In Ecuador, protests against high fuel prices continue to escalate. Now residents are no longer allowed to approach some buildings in the capital at night. And the next big rally is coming soon.

Protests against increased fuel prices have been occurring in Ecuador for days. Meanwhile, the state of emergency applies. And social unrest continues to mount up, with protesters on Tuesday able to storm parliament in the capital, Quito.

They penetrated into the plenary hall, but were then pushed back by police and soldiers, as television pictures showed. MEPs were not in parliament at the time. The congress had suspended its meetings because of the unrest in the country.

Hundreds of protesters and security forces fought violently in front of the parliament building. Masked and stick-armed protesters threw stones at the forces and the police used tear gas.

Fernando Vergara / AP

Tear gas against protesters: renewed riots in Quito

Protesters had already tried on Monday to storm the National Assembly. In addition, they occupied petroleum extraction plants. On Tuesday they threatened with a storming of the government palace in the capital.

Residents are not allowed to approach some buildings at night

Following recent incidents, Ecuadorian President Lenín Moreno imposed a nocturnal curfew near major public buildings. From 1 pm to 5 am, it is forbidden to approach strategically important buildings until 1 November. Already on Monday Moreno had moved the headquarters of the government of Quito to the city of Guayaquil to avoid the protests. The state of emergency applies since last week, for 60 days.

The demonstrators blame Moreno for the rise in fuel prices as he signed an agreement with the International Monetary Fund (IMF) in March. Ecuador thus secured IMF loans totaling $ 4.2 billion (just over € 3.8 billion). In return, Moreno's government was forced to cut government subsidies for fuel. Since then, fuel prices have risen by as much as 123 percent.

Fernando Vergara / AP

Rage on the road: Fuel prices have increased by up to 123 percent

Recently, thousands of peasants and indigenous people moved to Quito to participate in the protests. For Wednesday, a major rally is planned. According to official figures, there have been one dead in the protests, more than 70 injured and around 570 arrests.

Allegations against Venezuelan President Maduro

Moreno was last ready to talk. He announced a "dialogue" with the indigenous peoples and funding for communities that are particularly affected by higher fuel prices. Interior Minister María Paula Romo said that the United Nations and the Catholic Church offered to mediate.
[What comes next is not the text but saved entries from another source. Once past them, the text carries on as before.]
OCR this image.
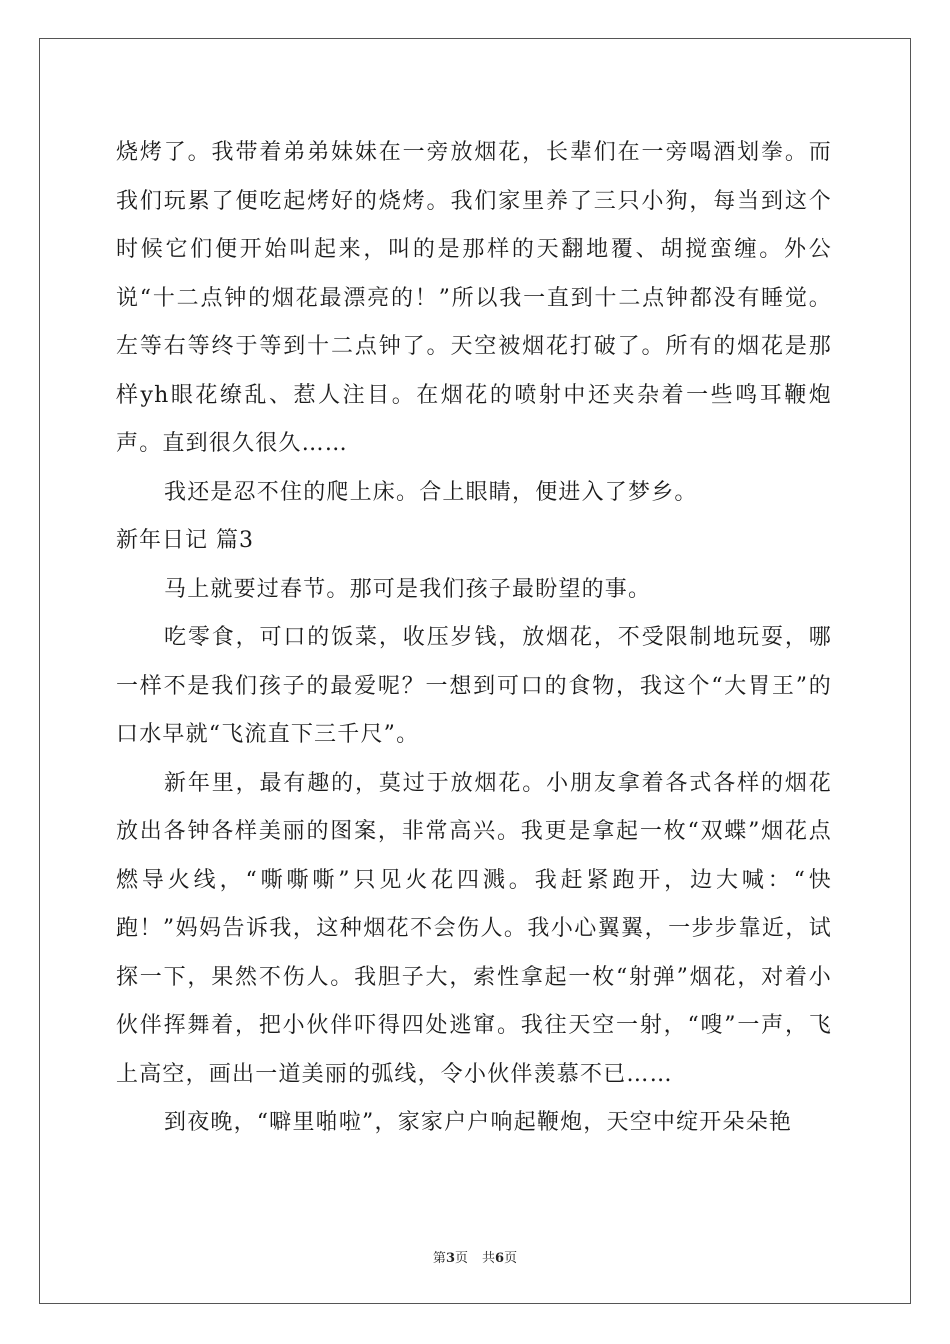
烧烤了。我带着弟弟妹妹在一旁放烟花，长辈们在一旁喝酒划拳。而我们玩累了便吃起烤好的烧烤。我们家里养了三只小狗，每当到这个时候它们便开始叫起来，叫的是那样的天翻地覆、胡搅蛮缠。外公说“十二点钟的烟花最漂亮的！”所以我一直到十二点钟都没有睡觉。左等右等终于等到十二点钟了。天空被烟花打破了。所有的烟花是那样yh眼花缭乱、惹人注目。在烟花的喷射中还夹杂着一些鸣耳鞭炮声。直到很久很久……

我还是忍不住的爬上床。合上眼睛，便进入了梦乡。

新年日记 篇3

马上就要过春节。那可是我们孩子最盼望的事。

吃零食，可口的饭菜，收压岁钱，放烟花，不受限制地玩耍，哪一样不是我们孩子的最爱呢？一想到可口的食物，我这个“大胃王”的口水早就“飞流直下三千尺”。

新年里，最有趣的，莫过于放烟花。小朋友拿着各式各样的烟花放出各钟各样美丽的图案，非常高兴。我更是拿起一枚“双蝶”烟花点燃导火线，“嘶嘶嘶”只见火花四溅。我赶紧跑开，边大喊：“快跑！”妈妈告诉我，这种烟花不会伤人。我小心翼翼，一步步靠近，试探一下，果然不伤人。我胆子大，索性拿起一枚“射弹”烟花，对着小伙伴挥舞着，把小伙伴吓得四处逃窜。我往天空一射，“嗖”一声，飞上高空，画出一道美丽的弧线，令小伙伴羡慕不已……

到夜晚，“噼里啪啦”，家家户户响起鞭炮，天空中绽开朵朵艳

第3页 共6页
The governments of Brazil, Argentina, Colombia, Peru, Paraguay, El Salvador and Guatemala supported Moreno as a legitimate representative of the constitutional order on Tuesday in a joint statement. They accused Venezuela's leader Nicolás Maduro of supporting the destabilization of democracies in the region. Moreno had also on Monday accused his predecessor Rafael Correa and Maduro to advance a coup against his government.

Correa, who has been living in Belgium since the transfer of the office, denied the charge via Twitter. Behind the wave of protests stood "no external factor", only the "bad economic management" of the government, which had betrayed the election program with which Moreno had come to power. The Ecuadorian ex-president (2007-2017) called for new elections.